Tuesday, October 22, 2013
The best way to NOT give someone SSDI is to pick a doctor to speak against the claimant at the hearing who can't even pronounce the conditions, let alone know how they're diagnosed. That way they can say they don't believe you have the conditions and are fully able to work. Then, to really stick it home, have the judge say that since my reports of conditions are unfounded, that they must request that my primary doctor (who is about to go on maternity leave) needs to write up an explanation about why she thinks I have these conditions and am unable to work (doesn't matter that she can't diagnose these conditions and that's why I have so many specialists!). If she can't/won't then they will pay another doctor to look at me and say whether I have the conditions or not. And why would a doctor being paid for by SSDI say that I have conditions that they probably have never heard of? After all, they get paid no matter what they say, so why should they do any research or learn anything when they can just say "Nope!" Oh yeah, and apparently everyone is claiming I have a somatic disorder and am making all of this up, so they're under the impression that I should just be highly medicated with psychopharmacology (no matter how suicidal those meds make me) to shut me up so I can go back to work. Doesn't matter what my body does, because it's all in my head. Yes, because clearly joint dislocations and subluxations are caused by being depressed.
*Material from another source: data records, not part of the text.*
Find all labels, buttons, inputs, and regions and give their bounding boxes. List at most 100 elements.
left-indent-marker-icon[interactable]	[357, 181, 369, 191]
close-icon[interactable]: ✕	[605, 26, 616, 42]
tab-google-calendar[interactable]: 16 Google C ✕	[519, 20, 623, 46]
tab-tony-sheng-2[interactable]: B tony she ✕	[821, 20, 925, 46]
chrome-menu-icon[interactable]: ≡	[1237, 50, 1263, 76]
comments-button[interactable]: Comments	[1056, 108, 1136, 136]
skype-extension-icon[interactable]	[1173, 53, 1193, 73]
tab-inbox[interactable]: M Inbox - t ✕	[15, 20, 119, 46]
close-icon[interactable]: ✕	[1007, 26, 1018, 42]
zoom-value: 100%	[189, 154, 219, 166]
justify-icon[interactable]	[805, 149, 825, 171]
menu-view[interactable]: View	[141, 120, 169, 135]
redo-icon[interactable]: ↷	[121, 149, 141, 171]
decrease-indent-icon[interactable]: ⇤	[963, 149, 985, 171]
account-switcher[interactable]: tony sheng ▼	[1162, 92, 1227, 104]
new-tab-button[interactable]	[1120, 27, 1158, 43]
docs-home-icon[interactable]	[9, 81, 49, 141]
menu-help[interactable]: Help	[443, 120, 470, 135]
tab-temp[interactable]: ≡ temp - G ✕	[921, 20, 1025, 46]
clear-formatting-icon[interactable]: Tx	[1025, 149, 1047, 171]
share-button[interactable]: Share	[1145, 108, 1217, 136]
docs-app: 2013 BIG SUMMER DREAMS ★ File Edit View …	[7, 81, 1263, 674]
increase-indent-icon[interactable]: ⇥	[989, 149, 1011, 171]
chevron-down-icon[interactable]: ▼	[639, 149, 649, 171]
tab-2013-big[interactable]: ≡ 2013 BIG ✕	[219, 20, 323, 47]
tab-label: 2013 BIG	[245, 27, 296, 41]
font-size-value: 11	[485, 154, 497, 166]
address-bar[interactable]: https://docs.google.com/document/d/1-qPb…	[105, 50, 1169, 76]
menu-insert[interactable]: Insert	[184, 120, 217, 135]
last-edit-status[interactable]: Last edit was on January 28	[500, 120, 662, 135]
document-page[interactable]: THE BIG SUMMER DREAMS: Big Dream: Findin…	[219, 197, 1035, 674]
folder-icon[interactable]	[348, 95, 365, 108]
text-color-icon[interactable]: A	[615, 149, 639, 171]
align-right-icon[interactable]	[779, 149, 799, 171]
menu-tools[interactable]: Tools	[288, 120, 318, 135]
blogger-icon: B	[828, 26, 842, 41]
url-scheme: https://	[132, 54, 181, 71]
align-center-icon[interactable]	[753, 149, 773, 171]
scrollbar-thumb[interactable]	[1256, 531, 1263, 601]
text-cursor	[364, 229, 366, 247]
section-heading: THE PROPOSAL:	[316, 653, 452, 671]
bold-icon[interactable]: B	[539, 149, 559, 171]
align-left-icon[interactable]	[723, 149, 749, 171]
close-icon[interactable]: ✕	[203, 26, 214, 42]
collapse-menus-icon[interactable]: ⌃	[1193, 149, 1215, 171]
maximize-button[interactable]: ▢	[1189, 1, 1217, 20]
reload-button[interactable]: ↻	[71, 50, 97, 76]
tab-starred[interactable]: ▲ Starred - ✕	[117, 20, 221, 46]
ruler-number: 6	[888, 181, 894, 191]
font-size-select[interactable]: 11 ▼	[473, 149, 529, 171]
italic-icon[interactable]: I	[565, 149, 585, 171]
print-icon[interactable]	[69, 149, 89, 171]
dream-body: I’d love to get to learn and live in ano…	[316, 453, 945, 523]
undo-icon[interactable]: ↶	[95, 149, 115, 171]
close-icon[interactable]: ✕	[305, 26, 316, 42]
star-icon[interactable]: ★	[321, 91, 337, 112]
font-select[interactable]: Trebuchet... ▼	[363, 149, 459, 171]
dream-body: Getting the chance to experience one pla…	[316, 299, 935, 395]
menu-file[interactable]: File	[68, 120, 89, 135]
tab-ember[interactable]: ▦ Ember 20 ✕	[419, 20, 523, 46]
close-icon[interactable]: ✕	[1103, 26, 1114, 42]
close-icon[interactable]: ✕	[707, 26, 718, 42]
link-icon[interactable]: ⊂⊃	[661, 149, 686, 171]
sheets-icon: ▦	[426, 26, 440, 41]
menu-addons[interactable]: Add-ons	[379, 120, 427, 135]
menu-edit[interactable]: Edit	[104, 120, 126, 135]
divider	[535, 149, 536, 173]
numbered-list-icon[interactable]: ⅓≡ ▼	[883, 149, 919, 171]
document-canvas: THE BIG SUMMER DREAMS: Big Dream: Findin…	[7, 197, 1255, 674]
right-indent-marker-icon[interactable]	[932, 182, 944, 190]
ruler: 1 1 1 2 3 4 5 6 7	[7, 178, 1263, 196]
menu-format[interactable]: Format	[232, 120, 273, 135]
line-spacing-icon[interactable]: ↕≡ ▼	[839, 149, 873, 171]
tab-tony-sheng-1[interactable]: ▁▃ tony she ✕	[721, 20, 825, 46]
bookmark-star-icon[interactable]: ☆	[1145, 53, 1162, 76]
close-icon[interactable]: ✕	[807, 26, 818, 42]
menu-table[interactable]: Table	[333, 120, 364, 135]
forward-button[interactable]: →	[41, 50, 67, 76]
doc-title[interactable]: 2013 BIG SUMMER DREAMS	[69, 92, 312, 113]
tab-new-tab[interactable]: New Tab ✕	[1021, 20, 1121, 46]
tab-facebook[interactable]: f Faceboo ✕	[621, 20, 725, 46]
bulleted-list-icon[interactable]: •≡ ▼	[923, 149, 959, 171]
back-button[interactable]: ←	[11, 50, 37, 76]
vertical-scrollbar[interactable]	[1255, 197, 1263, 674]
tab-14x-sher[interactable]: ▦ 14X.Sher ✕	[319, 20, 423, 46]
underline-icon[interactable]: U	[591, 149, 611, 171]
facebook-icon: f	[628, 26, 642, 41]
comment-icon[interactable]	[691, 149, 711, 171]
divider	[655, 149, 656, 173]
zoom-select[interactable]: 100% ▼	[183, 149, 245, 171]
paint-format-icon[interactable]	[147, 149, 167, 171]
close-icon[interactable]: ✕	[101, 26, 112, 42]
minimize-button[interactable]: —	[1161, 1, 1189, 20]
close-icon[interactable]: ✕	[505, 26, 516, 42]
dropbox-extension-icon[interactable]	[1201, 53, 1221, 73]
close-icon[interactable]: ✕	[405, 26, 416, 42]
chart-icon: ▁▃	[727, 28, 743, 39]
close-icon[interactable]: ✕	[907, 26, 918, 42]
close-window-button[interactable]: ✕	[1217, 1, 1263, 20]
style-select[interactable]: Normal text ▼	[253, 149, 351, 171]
And it's even more helpful when your freaking lawyer does not speak a word in your defense! He never said anything for me! He never asked a question, never pointed out any flaws in their case, and he barely even looked at me or spoke to me!
Please remind me again why the freak I keep fighting and pushing myself? Why do I give a crap? Why in the hell should I even try when clearly the medical community and the legal community are both under the belief that NOTHING I SAY IS TRUE AND I'M JUST A LAZY JERK WHO IS MAKING STUFF UP FOR ATTENTION?!?! I was born and bred to suffer so how dare I ever believe that I'll get anything but? Heck, on the way to the hearing the sky was red - I even commented how I hoped that it wasn't a bad sign for me. Clearly I was wrong.